Поэтому мы стали игрушкой ветров, как выразился Грейс. Крестики на карте капитана выписывали зигзаги, а однажды даже петлю, когда ветер вдруг подул с востока. И все же мы продвигались к Англии. И оставалось уже три сотни миль – от Дувра до Девона, как заметил Дашер, – когда капитан наш снова слег.
Я как раз выдал Грейсу его вечерний рацион и задвигал засов, когда услышал голос Баттерфилда:
– Что это у тебя там, Джон?
– Как, вы забыли, дядя Стэнли? Там Бартоломью Грейс
Он повторил имя, как будто услышал его впервые.
– А почему его разместили в «Пещере»?
Я взял его за руку.
– По вашему приказанию. Он с «Апостола», припоминаете?
– Да, конечно, – согласился он, хотя видно было, что ничего не вспомнил. – Экий я, однако. – Он поднял руку ко лбу. – Боюсь, я немножко не в себе сегодня.
Я отвел его в каюту и усадил на постель. А следующим утром он обрадовано встретил меня, к моему большому облегчению.

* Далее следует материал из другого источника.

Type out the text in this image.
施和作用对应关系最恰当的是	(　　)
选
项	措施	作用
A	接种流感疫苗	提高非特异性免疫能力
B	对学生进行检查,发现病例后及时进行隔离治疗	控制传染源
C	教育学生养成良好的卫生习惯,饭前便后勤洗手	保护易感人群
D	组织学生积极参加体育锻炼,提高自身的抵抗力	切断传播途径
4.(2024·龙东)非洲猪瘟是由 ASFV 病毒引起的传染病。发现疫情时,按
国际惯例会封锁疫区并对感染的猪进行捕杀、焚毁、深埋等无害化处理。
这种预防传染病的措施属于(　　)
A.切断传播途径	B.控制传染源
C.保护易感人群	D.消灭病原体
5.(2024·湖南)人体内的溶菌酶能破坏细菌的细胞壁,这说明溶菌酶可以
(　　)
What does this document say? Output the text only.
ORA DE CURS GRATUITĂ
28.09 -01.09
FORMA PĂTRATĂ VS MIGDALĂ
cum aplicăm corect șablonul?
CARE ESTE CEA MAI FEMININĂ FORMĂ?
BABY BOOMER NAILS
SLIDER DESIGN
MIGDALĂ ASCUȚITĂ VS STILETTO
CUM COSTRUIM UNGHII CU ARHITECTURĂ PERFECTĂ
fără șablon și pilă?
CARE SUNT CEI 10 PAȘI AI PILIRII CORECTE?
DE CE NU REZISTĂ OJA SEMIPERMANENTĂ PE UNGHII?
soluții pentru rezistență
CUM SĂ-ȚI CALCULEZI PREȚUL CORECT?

– Джон,- улыбнулся он,- хорошо, что ты пришел. У меня для тебя приятные новости.
Я присел у его ног. Он выглядел усталым, но добродушным и здоровым.
– Знаешь, Джон, у меня этой ночью был твой отец.
Сердце мое упало.
– Нет, нет, не бойся. Он был у меня лишь минутку, но успел сказать, что гордится тобой. Он пожелал тебе семь футов под килем и надеется скоро тебя снова увидеть.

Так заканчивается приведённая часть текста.